Paddy stressed that working with his inspirational mentor, JJ Healy, was giving him a window in to a world of opportunities that are out there for him.

"Talking to JJ you learn a lot from him. He is a wonderful man. Sound out. I am looking forward to getting out and getting in to the kitchen."

Paddy indicated that his hope is to make his family and girlfriend proud.

He said: "A lot of people think that it is hard being in prison but when you come to prison you realise that it is a lot harder on your family. It is not only you who has to do a sentence it is everyone who loves you. Everyone who cares for you.

"When you are doing what you are doing to get yourself in to jail you are not thinking of anyone but yourself. You have to think of others.

"My mother, she is proud. And my girlfriend is proud I am doing this. That I am actually going to get something out of it. Because jail is no place for anyone to come."

Meanwhile, Paolo, who had far less cooking experience than Paddy when he started the course, said that he was delighted to be acquiring new skills.

"I have learned a lot. Cutting skills and how to make things properly. I am 100% excited about this evening.

A bit nervous as well. I am looking to do Higher Education in Hospitality then on the outside and am hoping to become a head chef."

Paolo emphasised that his focus was on his family going forward as he knows the pain his incarceration has caused them.

"Personally I don't want to put my family through what they have been through. They are stressed on the outside and worried about me.
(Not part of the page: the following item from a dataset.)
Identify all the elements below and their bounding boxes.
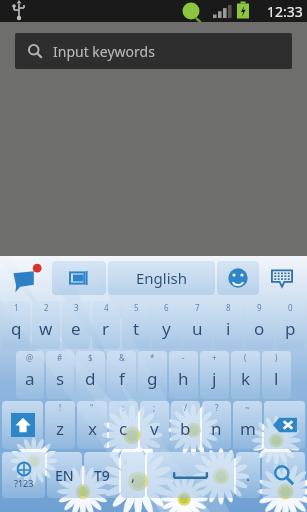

With the MTU course they are happy now with me at the moment."

The pop-up restaurant is a collaboration between the Department of Tourism & Hospitality at MTU, IASIO and Cork Education and Training Board.
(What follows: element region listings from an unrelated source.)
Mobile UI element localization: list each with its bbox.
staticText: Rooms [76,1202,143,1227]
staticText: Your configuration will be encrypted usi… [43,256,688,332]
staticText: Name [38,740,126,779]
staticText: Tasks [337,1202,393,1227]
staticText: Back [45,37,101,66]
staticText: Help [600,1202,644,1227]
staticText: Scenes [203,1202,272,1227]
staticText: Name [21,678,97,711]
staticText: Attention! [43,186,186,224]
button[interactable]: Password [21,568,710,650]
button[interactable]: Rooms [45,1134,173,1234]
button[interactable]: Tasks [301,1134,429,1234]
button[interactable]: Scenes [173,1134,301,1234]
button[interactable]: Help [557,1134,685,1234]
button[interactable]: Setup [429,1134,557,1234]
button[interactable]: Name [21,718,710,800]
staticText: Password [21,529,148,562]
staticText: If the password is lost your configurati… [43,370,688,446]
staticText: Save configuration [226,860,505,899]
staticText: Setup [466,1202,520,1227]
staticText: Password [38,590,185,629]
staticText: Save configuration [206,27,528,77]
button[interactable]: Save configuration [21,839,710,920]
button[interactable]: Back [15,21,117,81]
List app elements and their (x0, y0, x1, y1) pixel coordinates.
Mentor JJ Healy, who taught the culinary course, said that giving people a "second chance" is so vital in life.

He said: "Everyone deserves a second chance. You come in. You do your time. Twenty years ago when I was in America my friend who trained with me was a chef in Washington DC and he introduced me to his head chef who had trained through the prison system in America. That was twenty years ago and it wasn't considered strange.

"We should be doing it. We are crying out for people to come into the industry. With the pandemic it is a good time for people to come out (of prison) and get jobs because the wages are better, the hours are better and the job conditions are better."

Mr Healy said that the six participants in the programme will this evening receive certification having completed a fully endorsed university module. He is delighted with the response to the training.

He said: "Coming into prison (to teach) there is a bit of trepidation in the beginning. But that was gone after a week after that. I don't see any difference from teaching down in the University. The lads have great interest. That is the one thing you have to have is interest and reliability. The rest will come.

"Tonight they are going to meet people from industry who are potential employers. Two or three will get jobs tonight from this because they are being released soon. Chefs are very good at giving people a chance.

"But for the grace of God anyone of us could be in here. A slip or you could do something. Everyone deserves a second chance."